The Whipples immediately suspected that Save-A-Pet might be behind Newman’s disappearance. They contacted the local Sheriff’s Department, which confirmed that Newman was indeed being held in “quarantine” at Save-A-Pet’s facility. Although Newman was microchipped as the Whipple’s cat, the rescue refused to return him.
Newman may have gotten snagged when he slipped outside, but he wasn’t neglected or abused. He was a cherished part of the family. In fact, the Whipples’ veterinarian gave the couple and their cat a glowing review: “I consider Nancy Whipple to be one of the best pet guardians I have as a client,” wrote the veterinarian in a letter supplied to the Whipples’ attorney. “Newman…is in excellent health. He is kept up-to-date on vaccinations….and is always impeccably clean and well-groomed.”

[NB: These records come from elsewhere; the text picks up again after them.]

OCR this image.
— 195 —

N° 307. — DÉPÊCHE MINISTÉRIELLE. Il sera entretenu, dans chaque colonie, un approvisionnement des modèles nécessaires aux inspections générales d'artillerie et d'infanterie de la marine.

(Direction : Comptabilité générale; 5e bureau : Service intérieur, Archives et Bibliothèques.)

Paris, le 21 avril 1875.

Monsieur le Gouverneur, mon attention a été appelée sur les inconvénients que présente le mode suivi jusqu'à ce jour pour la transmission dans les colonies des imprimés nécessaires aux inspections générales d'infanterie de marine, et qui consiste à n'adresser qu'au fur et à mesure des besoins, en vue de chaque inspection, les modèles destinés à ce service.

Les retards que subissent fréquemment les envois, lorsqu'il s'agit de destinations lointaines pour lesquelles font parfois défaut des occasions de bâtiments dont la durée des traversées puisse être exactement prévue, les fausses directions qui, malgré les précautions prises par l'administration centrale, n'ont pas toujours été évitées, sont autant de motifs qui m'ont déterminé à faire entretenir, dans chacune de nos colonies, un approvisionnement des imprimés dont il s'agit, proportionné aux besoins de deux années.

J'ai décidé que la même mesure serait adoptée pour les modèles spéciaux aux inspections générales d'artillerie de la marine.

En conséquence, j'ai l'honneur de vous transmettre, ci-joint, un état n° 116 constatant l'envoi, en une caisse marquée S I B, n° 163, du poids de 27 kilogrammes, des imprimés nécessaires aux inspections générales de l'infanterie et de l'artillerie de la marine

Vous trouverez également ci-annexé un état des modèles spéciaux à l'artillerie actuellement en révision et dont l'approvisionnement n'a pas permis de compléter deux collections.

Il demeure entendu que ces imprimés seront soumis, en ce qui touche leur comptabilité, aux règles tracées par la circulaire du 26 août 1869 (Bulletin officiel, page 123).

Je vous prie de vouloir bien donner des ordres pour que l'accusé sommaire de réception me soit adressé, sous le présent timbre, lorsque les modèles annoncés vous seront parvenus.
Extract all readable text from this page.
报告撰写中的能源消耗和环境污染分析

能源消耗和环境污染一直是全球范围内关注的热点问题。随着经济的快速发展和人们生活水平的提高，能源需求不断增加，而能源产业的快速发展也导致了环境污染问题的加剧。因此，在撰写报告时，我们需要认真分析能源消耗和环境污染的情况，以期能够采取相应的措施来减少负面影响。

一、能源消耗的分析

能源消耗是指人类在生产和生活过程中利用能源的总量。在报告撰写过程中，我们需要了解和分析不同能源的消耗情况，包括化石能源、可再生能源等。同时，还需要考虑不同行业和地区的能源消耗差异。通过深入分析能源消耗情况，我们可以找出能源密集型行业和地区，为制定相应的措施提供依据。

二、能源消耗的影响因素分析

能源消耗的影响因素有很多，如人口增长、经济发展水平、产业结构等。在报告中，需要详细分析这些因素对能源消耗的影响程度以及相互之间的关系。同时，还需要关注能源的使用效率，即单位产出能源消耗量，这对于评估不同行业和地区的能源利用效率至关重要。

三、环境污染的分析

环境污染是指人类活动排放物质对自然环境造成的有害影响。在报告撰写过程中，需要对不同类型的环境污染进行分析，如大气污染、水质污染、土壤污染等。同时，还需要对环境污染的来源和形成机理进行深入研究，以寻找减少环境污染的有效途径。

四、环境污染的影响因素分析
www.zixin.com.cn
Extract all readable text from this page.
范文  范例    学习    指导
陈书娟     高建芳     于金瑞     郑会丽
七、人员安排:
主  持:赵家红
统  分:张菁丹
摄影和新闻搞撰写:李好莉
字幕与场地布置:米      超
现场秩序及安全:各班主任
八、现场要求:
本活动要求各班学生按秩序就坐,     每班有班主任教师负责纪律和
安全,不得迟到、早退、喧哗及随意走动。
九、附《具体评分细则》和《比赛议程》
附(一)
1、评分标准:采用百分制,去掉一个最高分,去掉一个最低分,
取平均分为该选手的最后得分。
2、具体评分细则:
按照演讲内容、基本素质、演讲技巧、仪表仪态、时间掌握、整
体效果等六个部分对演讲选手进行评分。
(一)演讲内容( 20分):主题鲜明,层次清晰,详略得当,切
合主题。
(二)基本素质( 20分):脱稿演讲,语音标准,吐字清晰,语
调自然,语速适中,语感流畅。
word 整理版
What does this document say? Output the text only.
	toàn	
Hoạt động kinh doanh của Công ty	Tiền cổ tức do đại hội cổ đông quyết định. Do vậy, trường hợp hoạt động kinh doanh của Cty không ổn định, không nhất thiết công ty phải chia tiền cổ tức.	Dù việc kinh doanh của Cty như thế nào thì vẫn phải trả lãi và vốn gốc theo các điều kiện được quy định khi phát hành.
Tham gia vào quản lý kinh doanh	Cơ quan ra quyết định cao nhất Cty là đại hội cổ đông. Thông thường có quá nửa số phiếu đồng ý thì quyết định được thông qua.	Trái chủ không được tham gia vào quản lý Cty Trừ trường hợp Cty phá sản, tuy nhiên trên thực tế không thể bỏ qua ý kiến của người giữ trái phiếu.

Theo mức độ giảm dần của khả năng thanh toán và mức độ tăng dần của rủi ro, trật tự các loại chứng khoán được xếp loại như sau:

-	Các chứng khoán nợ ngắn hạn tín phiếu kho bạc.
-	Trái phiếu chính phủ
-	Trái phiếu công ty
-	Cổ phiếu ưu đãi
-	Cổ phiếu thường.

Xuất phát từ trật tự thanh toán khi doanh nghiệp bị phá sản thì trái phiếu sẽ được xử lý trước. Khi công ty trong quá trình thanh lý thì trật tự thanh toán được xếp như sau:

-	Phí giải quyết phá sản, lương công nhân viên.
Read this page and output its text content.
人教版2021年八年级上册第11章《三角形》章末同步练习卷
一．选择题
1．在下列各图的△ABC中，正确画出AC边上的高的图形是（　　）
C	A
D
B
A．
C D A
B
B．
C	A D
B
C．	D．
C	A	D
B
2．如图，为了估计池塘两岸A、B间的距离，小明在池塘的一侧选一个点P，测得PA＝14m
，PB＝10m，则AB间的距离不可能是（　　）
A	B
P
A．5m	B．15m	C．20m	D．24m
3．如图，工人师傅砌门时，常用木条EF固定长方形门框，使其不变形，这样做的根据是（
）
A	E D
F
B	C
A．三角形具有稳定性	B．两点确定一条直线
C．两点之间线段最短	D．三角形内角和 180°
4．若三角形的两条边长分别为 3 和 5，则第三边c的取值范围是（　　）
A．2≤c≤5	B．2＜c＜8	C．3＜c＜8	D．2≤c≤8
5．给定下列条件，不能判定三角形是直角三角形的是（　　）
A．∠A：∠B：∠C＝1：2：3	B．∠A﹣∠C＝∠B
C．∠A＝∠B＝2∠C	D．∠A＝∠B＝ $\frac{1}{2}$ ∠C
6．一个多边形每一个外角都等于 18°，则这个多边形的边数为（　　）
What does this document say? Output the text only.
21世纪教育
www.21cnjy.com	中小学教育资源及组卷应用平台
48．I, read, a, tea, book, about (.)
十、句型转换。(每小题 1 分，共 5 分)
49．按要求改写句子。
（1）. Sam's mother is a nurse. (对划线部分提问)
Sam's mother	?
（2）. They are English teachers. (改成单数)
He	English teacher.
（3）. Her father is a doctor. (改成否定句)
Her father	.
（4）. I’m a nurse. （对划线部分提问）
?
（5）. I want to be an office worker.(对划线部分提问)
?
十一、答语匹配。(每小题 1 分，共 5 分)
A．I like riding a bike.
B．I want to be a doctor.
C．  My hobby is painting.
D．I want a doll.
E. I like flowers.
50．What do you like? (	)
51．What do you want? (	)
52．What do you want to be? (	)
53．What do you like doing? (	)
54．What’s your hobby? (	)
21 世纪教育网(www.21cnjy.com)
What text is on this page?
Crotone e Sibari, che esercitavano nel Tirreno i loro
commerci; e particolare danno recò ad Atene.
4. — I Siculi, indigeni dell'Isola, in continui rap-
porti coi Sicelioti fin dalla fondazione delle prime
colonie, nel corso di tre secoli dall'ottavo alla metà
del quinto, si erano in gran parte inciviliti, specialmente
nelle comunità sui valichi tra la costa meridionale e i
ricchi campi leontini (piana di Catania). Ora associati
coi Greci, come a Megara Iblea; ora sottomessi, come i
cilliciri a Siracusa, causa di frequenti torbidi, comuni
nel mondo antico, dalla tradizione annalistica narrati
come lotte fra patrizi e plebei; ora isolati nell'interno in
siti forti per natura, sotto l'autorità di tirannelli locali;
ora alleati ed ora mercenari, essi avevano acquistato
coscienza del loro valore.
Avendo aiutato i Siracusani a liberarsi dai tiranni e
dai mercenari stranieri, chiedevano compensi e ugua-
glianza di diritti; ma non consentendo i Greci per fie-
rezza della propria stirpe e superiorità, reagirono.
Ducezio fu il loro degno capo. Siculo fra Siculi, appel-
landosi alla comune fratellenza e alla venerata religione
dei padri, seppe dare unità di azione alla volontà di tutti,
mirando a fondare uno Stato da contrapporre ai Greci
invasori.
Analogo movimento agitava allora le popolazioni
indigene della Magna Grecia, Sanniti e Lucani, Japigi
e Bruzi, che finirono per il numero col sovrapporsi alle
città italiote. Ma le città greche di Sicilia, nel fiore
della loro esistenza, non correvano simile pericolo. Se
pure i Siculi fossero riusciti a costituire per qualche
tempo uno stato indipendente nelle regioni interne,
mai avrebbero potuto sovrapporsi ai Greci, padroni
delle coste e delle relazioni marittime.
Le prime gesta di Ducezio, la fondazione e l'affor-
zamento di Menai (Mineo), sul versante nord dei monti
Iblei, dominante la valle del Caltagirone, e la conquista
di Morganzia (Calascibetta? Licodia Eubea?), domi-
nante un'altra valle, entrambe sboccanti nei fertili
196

It’s not like Gene and Nancy were eager to slap a lawsuit on the animal rescue group. Nancy says she tried to resolve the situation like a reasonable person when she went to Save-A-Pet, toting a cat carrier and armed with a microchip scanner loaned by her veterinarian (in case a staffer tried to pull a black cat switcheroo).
“I asked if I could pick him up. They told me no,” says Nancy. “I asked if I could at least see him. They said no. At that point, I knew they were going to play hardball.”
Fearing that Save-A-Pet might adopt Newman to another family, the Whipples contacted attorney Jim Kaiser, who got an emergency injunction to keep the rescue from placing Newman into another adoptive home. A few days later, Nancy and her attorney headed to court.
Kaiser and Save-A-Pet’s attorney resolved the situation that day after the two determined that Newman’s repossession was based on a “misunderstanding,” says Kaiser. The adoption interviewer had wrongly assumed that the Whipples were talking about Newman (an indoor cat) when they were actually referring to their other (indoor/outdoor) cat. The parties agreed to dismiss the lawsuit, as long as the Whipples signed an affidavit promising that Newman would be an exclusively indoor cat – barring accidental door bolts — and allowing Save-A-Pet to come and do a wellness check on Newman at any time over the next year.
Newman, who now spends his afternoons stretched out on a comforter in a patch of sun – inside the house – doesn’t seem too damaged by his stay in quarantine.
“Poor little Newman was trapped in a cage for nine days,” says Nancy. “But he’s like a kitten again.” Maybe Newman just figures if he can’t do the time, don’t do the crime. Several people have asked Nancy why she and Gene went to so much trouble “for a cat.”
Filing the lawsuit wasn’t just about Newman, says Nancy, who spent more than $2,000 in legal fees and postponed a vacation to Germany to get her kitty back.
“We need to make these shelters accountable. They need to be using their donations doing what is best for animals who are actually homeless,” she says. “Not taking animals out of loving homes.”
Save-A-Pet staff declined to comment for this article.